Institute of Molecular Medicine, The Feinstein Institutes for Medical Research, Manhasset, NY, USA.
Donald and Barbara Zucker School of Medicine at Hofstra-Northwell, Hempstead, NY, USA.
Mol Pain. 2021 Jan-Dec;17:17448069211007289. doi: 10.1177/17448069211007289.
Pain affects most individuals with traumatic spinal cord injury (SCI). Major pain types after SCI are neuropathic or nociceptive, often experienced concurrently. Pain after SCI may be refractory to treatments and negatively affects quality of life. Previously, we analyzed whole blood gene expression in individuals with chronic SCI compared to able-bodied (AB) individuals. Most participants with SCI reported pain (N = 19/28). Here, we examined gene expression of participants with SCI by pain status. Compared to AB, participants with SCI with pain had 468 differentially expressed (DE) genes; participants without pain had 564 DE genes (FDR < 0.05). Among DE genes distinct to participants with SCI with pain, Gene Ontology Biological Process (GOBP) analysis showed upregulated genes were enriched in categories related to T cell activation or inflammation; downregulated genes were enriched in categories related to protein proteolysis and catabolism. Although most participants with pain reported multiple pain types concurrently, we performed a preliminary comparison of gene expression by worst pain problem type. Compared to AB, participants with SCI who ranked neuropathic (N = 9) as worst had one distinct DE gene (TMEM156); participants who ranked nociceptive (N = 10) as worst had 61 distinct DE genes (FDR < 0.05). In the nociceptive group, the GOBP category with the lowest P-value identified among upregulated genes was "positive regulation of T cell activation"; among downregulated genes it was "receptor tyrosine kinase binding". An exploratory comparison of pain groups by principal components analysis also showed that the nociceptive group was enriched in T-cell related genes. A correlation analysis identified genes significantly correlated with pain intensity in the neuropathic or nociceptive groups (N = 145, 65, respectively, Pearson's correlation r > 0.8). While this pilot study highlights challenges of identifying gene expression profiles that correlate with specific types of pain in individuals with SCI, it suggests that T-cell signaling should be further investigated in this context.
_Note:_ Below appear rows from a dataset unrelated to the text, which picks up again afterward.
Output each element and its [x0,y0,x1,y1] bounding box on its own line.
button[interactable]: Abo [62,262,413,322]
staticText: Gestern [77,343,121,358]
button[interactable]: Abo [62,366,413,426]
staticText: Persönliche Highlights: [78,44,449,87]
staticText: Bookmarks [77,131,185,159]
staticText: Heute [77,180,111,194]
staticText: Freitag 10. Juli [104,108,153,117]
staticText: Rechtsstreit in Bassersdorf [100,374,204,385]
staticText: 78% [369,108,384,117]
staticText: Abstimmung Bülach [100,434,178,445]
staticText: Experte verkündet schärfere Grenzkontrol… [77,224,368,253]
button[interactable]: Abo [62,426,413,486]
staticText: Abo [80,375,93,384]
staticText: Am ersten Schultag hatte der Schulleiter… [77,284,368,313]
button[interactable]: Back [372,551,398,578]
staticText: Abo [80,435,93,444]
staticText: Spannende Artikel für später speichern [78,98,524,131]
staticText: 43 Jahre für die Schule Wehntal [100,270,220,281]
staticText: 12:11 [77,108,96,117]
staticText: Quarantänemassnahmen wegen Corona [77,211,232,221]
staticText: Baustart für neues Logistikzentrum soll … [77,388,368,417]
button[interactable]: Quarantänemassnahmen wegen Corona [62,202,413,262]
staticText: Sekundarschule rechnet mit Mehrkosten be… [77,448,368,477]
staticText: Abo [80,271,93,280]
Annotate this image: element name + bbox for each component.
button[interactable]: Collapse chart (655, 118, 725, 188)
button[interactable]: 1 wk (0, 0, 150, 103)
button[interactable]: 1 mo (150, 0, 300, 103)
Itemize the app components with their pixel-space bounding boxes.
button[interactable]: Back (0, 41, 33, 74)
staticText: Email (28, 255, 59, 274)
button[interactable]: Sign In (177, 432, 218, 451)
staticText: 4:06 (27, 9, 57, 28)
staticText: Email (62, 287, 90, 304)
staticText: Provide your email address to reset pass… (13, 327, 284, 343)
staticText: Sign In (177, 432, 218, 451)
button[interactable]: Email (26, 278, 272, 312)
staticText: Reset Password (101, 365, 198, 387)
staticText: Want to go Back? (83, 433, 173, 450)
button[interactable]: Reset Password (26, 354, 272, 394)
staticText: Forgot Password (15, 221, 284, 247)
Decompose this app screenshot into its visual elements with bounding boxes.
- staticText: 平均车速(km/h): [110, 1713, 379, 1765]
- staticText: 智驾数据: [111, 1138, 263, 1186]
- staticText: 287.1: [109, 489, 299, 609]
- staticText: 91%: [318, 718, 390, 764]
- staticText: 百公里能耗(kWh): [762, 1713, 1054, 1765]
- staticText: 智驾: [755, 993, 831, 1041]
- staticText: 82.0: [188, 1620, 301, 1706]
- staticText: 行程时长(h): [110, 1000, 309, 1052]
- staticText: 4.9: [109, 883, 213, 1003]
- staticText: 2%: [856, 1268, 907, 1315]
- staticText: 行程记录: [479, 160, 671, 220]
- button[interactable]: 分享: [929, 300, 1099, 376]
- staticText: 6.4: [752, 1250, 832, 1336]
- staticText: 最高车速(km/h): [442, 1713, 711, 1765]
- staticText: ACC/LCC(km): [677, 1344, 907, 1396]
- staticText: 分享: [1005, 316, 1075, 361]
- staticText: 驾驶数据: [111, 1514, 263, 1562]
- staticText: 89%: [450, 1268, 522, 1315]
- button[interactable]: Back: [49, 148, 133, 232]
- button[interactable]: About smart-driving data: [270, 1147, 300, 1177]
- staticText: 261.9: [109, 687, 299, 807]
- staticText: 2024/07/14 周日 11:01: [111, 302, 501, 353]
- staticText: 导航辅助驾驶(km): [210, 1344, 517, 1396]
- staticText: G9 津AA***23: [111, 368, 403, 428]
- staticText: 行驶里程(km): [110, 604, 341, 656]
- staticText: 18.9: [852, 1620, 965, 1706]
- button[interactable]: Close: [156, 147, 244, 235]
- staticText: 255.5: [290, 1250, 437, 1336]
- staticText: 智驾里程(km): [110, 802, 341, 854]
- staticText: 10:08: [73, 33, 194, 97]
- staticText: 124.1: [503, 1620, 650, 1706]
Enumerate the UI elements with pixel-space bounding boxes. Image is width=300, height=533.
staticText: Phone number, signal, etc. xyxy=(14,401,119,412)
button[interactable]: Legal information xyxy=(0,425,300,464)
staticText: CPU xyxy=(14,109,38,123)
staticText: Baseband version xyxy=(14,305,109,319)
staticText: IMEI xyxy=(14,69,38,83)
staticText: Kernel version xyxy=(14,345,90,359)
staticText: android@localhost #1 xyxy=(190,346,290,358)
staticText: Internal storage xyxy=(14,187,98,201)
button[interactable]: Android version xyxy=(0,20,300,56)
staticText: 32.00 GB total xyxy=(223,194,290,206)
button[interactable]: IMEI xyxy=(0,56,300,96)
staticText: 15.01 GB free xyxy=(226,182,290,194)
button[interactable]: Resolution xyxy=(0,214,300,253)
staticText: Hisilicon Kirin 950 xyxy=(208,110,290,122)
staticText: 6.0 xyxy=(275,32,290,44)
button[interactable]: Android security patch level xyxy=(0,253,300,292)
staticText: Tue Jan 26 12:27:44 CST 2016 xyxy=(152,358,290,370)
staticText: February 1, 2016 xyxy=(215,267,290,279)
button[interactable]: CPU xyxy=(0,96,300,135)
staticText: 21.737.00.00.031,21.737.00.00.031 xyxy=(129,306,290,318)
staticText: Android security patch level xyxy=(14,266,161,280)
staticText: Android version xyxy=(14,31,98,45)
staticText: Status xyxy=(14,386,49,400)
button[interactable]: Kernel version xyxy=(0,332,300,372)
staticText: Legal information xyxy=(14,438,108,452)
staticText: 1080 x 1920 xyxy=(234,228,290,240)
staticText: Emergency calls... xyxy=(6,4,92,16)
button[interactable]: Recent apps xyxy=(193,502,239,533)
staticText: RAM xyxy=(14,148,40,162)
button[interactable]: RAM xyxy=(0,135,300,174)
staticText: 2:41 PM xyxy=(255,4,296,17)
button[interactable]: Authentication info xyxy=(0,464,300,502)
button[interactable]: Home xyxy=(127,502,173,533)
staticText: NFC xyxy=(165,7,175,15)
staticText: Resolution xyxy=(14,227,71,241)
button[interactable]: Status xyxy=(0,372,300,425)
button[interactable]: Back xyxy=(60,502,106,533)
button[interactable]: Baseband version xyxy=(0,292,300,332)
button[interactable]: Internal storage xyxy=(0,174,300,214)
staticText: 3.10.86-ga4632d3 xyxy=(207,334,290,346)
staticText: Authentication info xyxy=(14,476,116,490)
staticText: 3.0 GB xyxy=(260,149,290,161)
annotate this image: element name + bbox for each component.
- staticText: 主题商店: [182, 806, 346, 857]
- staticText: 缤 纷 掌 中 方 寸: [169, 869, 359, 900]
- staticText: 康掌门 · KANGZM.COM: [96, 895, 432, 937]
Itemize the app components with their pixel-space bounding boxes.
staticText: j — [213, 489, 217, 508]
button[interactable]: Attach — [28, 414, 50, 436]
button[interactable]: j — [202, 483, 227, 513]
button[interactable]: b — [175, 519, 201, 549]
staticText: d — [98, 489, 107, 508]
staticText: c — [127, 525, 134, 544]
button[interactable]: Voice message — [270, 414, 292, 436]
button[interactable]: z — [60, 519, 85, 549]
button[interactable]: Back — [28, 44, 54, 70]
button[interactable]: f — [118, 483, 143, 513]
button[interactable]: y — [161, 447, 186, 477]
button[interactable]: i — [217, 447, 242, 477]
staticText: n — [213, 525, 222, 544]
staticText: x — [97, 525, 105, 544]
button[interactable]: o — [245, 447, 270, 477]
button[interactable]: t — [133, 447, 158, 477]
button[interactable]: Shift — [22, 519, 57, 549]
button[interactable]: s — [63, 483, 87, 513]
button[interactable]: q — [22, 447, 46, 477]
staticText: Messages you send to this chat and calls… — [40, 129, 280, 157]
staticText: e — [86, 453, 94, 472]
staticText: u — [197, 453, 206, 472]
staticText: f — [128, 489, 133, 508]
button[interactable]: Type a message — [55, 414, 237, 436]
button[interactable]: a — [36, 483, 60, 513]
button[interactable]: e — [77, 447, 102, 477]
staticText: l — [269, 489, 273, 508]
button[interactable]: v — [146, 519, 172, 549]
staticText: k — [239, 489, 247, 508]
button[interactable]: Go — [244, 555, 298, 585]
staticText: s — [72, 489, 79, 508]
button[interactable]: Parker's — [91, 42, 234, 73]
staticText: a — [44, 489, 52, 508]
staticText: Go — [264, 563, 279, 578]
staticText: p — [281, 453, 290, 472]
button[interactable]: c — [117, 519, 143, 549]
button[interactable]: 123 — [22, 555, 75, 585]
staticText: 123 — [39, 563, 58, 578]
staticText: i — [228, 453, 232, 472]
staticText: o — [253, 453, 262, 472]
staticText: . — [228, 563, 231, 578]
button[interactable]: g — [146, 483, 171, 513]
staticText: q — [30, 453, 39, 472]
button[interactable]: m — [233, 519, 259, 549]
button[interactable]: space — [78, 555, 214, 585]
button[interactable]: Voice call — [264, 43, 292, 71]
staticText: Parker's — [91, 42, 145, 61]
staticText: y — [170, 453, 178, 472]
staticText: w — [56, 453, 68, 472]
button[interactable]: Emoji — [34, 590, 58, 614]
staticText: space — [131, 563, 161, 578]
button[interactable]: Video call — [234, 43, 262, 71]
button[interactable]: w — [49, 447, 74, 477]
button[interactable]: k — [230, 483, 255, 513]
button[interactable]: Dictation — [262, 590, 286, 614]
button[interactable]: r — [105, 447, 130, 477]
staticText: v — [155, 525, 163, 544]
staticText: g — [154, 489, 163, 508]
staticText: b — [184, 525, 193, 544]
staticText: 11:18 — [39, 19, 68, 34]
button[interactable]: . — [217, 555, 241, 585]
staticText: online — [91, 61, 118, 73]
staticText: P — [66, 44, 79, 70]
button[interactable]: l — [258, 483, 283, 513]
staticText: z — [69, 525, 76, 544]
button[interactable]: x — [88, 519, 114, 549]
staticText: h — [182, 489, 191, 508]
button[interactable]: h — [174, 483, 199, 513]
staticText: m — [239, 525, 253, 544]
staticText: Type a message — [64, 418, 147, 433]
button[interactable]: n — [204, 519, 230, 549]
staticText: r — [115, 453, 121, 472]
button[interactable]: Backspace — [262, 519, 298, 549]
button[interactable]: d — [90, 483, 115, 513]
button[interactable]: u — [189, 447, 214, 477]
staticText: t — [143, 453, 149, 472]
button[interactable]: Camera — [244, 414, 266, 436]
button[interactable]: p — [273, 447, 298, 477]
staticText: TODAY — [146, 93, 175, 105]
疼痛影响大多数创伤性脊髓损伤(SCI)患者。SCI 后的主要疼痛类型为神经病理性或伤害感受性,通常同时存在。SCI 后的疼痛可能对治疗有抗药性,并对生活质量产生负面影响。此前,我们分析了慢性 SCI 患者与健全(AB)个体的全血基因表达。大多数 SCI 患者(N=19/28)报告有疼痛。在这里,我们根据疼痛状况检查了 SCI 患者的基因表达。与 AB 相比,有疼痛的 SCI 患者有 468 个差异表达(DE)基因;没有疼痛的 SCI 患者有 564 个 DE 基因(FDR<0.05)。在有疼痛的 SCI 患者中独特的 DE 基因中,基因本体论生物过程(GOBP)分析显示上调基因富集在与 T 细胞激活或炎症相关的类别中;下调基因富集在与蛋白质水解和分解代谢相关的类别中。尽管大多数有疼痛的患者同时报告了多种疼痛类型,但我们根据最严重的疼痛问题类型对基因表达进行了初步比较。与 AB 相比,将神经病理性(N=9)列为最严重的 SCI 患者有一个独特的 DE 基因(TMEM156);将伤害感受性(N=10)列为最严重的 SCI 患者有 61 个独特的 DE 基因(FDR<0.05)。在伤害感受性组中,上调基因中最低 P 值的 GOBP 类别是“T 细胞激活的正调控”;下调基因中是“受体酪氨酸激酶结合”。通过主成分分析对疼痛组进行的探索性比较也表明,伤害感受性组富含与 T 细胞相关的基因。相关性分析确定了神经病理性或伤害感受性组中与疼痛强度显著相关的基因(N=145,65,分别为 Pearson 相关性 r>0.8)。虽然这项初步研究强调了在 SCI 患者中确定与特定类型疼痛相关的基因表达谱的挑战,但它表明在这种情况下应进一步研究 T 细胞信号传导。